Superdos
Well-known member
This topic seems to fit in the hardware hacks section... although this is about an Intel mac.
I have a Late 2009 Mac Mini 2.53 I picked up in late 2012 for $100 with a broken hard drive and 2 gigs of RAM. 8GB of Crucial RAM, a 1TB hard drive, and a thermal compound re-paste later, and I had myself a VERY nice little workhorse of a Mini... even if I only turned it on once in a blue moon, moreso after getting the HR Powerbook. Two weeks ago, I took it back apart on a whim and inspected the heatsinks... and I really want to call bull on the "anodized" heatsinks used to cool the P8700 and nForce chipset.
I have reason to believe that they are not anodized, but are lightly painted by the way they shimmer in direct lighting... that is, barely. I have had black anodized aluminum heatsinks in the past and they usually show off a not-black sort of indirect viewing angle sharpie ink-colored shade and shine more than these things do. This would explain the sketchy looking temperatures I get... since paint is a sorry excuse of an anti-corrosion measure and just insulates the heatsink. Can anyone confirm this is the case? Attached picture is an eBay listing pic of the dinky heatsink they put on the nForce that, once it gets hot, starts cooking the hard drive... which is why I wholeheartedly believe this is what caused the original hard drive to fail, and why smcfancontrol continues to be awesome in preventing this from occurring. This seems to be the ONLY Mac mini heatsink AT ALL on ebay. at least, in the US. Someone else is selling a nylon screw kit "for use with the 2006 Intel mac Mini" I may consider if it'll give me just a teensy but more clamping pressure without bending/warping the logic board doing so.
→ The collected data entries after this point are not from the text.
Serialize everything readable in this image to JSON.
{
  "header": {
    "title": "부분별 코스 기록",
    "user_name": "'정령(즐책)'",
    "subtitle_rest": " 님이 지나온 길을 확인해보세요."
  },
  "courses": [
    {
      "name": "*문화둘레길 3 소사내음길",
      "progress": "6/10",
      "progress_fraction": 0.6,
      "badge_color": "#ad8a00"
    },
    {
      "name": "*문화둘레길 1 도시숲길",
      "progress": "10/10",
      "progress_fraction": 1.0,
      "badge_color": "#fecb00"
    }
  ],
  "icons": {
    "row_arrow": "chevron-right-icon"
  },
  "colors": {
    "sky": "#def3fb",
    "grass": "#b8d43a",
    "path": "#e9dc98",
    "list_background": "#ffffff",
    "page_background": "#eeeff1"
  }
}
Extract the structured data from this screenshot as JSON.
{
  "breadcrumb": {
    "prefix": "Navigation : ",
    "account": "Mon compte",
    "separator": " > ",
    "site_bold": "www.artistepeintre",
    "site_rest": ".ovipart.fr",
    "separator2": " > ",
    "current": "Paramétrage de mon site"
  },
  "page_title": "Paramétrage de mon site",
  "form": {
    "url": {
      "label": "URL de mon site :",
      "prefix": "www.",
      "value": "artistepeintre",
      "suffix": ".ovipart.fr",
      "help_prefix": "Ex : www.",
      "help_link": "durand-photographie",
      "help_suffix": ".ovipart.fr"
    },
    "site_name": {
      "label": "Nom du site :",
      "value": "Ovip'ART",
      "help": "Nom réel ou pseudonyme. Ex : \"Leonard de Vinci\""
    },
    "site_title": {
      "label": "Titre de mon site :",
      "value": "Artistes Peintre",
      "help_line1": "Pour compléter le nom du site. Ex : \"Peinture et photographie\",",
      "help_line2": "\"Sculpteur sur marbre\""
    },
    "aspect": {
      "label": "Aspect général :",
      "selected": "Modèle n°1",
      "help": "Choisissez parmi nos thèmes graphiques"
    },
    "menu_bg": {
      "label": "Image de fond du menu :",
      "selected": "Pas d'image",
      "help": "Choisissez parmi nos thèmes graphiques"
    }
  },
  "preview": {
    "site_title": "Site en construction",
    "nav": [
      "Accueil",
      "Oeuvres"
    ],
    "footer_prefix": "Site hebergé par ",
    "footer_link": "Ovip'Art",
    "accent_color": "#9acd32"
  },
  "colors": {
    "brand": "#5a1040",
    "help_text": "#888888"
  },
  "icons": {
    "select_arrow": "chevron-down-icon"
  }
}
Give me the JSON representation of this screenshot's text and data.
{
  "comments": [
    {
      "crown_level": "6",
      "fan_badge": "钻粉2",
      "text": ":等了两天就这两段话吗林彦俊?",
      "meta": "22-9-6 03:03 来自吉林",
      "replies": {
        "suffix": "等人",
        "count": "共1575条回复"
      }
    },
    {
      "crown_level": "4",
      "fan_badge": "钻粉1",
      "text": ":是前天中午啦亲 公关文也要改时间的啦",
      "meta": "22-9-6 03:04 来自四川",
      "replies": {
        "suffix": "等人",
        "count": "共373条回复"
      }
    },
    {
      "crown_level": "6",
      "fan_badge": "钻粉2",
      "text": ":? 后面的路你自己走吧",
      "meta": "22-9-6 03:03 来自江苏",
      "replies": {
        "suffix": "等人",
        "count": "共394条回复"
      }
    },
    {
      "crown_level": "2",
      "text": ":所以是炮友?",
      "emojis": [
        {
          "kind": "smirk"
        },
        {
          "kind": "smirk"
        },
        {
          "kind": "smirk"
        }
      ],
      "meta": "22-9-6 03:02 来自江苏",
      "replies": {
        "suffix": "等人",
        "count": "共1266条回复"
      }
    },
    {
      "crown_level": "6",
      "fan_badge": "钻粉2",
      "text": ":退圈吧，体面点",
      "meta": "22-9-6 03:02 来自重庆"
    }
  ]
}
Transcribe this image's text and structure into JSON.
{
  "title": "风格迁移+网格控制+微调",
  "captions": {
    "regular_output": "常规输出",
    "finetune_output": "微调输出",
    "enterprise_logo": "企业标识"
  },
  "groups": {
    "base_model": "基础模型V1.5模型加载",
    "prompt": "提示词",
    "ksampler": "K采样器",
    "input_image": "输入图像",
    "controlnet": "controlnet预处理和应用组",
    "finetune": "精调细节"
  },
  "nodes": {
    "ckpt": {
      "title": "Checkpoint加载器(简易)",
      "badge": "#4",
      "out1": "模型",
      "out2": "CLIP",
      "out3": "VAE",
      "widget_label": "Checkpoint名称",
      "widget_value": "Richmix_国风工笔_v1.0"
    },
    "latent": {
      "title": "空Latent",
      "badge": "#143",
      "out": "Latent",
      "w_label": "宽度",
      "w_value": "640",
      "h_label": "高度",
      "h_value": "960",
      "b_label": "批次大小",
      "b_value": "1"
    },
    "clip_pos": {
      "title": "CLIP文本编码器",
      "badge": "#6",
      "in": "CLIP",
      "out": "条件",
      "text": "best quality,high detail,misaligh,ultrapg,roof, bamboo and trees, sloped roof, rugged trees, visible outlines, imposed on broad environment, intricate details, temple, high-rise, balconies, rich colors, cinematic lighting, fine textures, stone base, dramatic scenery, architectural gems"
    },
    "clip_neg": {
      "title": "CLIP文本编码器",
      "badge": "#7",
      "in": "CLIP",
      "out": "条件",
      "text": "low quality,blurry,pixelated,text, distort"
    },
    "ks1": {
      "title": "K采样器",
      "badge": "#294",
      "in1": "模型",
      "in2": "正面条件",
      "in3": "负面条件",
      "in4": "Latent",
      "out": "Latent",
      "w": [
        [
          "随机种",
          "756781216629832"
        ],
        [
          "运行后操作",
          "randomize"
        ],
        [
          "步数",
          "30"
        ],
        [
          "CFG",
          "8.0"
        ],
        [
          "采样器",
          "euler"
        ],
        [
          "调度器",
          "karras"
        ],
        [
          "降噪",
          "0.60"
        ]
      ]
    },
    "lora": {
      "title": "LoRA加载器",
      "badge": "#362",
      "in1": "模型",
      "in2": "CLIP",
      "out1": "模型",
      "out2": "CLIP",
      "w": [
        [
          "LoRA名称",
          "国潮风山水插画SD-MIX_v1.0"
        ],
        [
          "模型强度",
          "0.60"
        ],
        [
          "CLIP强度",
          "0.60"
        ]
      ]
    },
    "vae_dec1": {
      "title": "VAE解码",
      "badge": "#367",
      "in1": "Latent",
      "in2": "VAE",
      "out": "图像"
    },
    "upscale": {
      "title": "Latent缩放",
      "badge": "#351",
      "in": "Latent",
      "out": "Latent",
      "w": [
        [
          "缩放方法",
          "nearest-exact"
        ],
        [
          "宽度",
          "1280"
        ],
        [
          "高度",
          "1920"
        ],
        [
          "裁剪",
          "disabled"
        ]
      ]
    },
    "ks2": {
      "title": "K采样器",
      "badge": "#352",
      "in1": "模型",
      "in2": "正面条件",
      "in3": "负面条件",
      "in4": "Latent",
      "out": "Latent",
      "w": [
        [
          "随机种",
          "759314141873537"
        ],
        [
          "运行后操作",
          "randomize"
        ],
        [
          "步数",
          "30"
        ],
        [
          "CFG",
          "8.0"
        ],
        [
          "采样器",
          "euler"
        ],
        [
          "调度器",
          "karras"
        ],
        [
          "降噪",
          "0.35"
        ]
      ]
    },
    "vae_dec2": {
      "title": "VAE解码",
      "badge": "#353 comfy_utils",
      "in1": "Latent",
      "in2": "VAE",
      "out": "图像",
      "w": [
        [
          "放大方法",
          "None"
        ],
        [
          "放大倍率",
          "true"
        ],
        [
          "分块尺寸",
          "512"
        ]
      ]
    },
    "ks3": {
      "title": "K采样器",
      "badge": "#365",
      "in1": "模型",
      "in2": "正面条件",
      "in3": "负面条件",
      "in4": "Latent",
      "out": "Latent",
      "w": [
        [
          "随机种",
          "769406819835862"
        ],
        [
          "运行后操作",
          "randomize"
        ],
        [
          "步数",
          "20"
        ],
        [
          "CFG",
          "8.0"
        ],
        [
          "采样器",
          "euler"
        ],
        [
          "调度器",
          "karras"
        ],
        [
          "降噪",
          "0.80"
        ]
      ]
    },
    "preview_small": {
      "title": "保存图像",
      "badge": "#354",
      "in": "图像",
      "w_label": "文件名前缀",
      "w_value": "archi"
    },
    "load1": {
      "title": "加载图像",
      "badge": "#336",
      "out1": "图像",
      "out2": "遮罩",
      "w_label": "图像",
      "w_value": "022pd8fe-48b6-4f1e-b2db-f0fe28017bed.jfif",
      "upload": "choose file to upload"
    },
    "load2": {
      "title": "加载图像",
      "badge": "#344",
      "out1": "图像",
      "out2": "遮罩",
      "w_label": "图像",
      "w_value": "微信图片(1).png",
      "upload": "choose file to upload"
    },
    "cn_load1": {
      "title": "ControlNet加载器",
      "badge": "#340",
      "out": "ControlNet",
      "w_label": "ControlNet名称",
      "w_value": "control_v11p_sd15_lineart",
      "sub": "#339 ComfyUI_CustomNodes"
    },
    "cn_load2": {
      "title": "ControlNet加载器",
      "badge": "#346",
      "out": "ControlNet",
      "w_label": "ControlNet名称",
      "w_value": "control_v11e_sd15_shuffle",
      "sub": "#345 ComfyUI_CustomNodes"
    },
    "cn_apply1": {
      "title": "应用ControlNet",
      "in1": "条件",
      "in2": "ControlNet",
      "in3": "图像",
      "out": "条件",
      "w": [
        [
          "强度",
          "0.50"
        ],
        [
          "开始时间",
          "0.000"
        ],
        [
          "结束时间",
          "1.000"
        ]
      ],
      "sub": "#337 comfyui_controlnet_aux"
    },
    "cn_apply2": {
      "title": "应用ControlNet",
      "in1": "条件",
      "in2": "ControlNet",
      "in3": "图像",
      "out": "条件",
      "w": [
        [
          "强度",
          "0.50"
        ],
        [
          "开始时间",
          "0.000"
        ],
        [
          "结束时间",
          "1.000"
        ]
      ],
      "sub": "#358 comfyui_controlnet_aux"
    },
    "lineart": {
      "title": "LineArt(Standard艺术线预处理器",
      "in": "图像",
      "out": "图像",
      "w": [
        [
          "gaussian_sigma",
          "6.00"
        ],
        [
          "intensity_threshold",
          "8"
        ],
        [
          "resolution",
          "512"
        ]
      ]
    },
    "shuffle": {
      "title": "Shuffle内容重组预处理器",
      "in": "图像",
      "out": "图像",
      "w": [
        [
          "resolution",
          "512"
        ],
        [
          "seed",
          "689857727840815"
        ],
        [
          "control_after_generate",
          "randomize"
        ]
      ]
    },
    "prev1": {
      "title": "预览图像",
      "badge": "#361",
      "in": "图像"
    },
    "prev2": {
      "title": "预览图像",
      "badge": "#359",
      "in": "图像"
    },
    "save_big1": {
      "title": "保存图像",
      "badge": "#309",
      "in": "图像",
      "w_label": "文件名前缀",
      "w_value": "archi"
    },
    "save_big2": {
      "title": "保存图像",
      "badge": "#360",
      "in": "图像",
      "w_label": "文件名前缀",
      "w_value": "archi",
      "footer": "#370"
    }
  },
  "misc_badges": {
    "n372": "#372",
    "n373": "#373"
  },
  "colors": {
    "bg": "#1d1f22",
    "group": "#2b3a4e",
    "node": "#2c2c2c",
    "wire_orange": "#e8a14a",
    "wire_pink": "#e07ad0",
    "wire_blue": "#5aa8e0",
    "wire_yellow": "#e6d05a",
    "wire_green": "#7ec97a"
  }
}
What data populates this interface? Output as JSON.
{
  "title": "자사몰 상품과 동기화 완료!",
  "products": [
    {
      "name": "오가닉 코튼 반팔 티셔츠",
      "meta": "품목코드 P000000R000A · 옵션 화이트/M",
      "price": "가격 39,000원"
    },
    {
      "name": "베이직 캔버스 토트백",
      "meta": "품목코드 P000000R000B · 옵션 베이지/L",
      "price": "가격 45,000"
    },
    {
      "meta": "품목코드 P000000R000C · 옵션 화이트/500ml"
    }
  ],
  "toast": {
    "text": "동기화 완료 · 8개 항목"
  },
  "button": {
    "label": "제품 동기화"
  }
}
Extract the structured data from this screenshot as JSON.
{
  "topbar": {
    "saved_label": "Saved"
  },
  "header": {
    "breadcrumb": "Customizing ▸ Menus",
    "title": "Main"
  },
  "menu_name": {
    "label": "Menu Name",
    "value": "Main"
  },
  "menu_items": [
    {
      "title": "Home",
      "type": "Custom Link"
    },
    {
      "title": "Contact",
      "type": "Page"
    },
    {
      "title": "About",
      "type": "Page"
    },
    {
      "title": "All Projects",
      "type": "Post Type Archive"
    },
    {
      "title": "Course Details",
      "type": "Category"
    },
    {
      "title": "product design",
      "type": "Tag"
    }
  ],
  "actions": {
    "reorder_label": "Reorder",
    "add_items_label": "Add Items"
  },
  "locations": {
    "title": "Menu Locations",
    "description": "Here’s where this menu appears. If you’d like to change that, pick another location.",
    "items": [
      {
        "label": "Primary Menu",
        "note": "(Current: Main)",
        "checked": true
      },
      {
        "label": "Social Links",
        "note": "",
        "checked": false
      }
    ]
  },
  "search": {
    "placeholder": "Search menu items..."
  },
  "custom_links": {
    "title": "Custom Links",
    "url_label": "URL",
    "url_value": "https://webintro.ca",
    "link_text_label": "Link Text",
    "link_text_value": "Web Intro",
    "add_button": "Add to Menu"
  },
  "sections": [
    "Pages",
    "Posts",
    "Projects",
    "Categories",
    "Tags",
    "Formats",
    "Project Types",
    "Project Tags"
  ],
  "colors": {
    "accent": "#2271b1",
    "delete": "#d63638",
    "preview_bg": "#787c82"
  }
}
To sort of put it in perspective, I know there have been times in the past Apple did have painted heatsinks on things like the older TiBook G4, and even on the heatsink fins ad part of the heatpipe around the fins of the aluminum Powerbook G4, least in my case.
To remedy my concerns, I'm going to be getting the heatsinks sandblasted to remove the upper coating of whatever it is. an entirely free sandblasting... the only thing I'm paying for in is time allotted before it can even be sandblasted since the guy doing it has to switch to the softer stuff before he can sandblast it, last I heard yesterday.
I have a Late 2009 Mac Mini 2.53 I picked up in late 2012 for $100 with a broken hard drive and 2 gigs of RAM. 8GB of Crucial RAM, a 1TB hard drive, and a thermal compound re-paste later, and I had myself a VERY nice little workhorse of a Mini... even if I only turned it on once in a blue moon, moreso after getting the HR Powerbook. Two weeks ago, I took it back apart on a whim and inspected the heatsinks... and I really want to call bull on the "anodized" heatsinks used to cool the P8700 and nForce chipset.
I have reason to believe that they are not anodized, but are lightly painted by the way they shimmer in direct lighting... that is, barely. I have had black anodized aluminum heatsinks in the past and they usually show off a not-black sort of indirect viewing angle sharpie ink-colored shade and shine more than these things do. This would explain the sketchy looking temperatures I get... since paint is a sorry excuse of an anti-corrosion measure and just insulates the heatsink. Can anyone confirm this is the case? Attached picture is an eBay listing pic of the dinky heatsink they put on the nForce that, once it gets hot, starts cooking the hard drive... which is why I wholeheartedly believe this is what caused the original hard drive to fail, and why smcfancontrol continues to be awesome in preventing this from occurring. This seems to be the ONLY Mac mini heatsink AT ALL on ebay. at least, in the US. Someone else is selling a nylon screw kit "for use with the 2006 Intel mac Mini" I may consider if it'll give me just a teensy but more clamping pressure without bending/warping the logic board doing so.
To sort of put it in perspective, I know there have been times in the past Apple did have painted heatsinks on things like the older TiBook G4, and even on the heatsink fins ad part of the heatpipe around the fins of the aluminum Powerbook G4, least in my case.
To remedy my concerns, I'm going to be getting the heatsinks sandblasted to remove the upper coating of whatever it is. an entirely free sandblasting... the only thing I'm paying for in is time allotted before it can even be sandblasted since the guy doing it has to switch to the softer stuff before he can sandblast it, last I heard yesterday.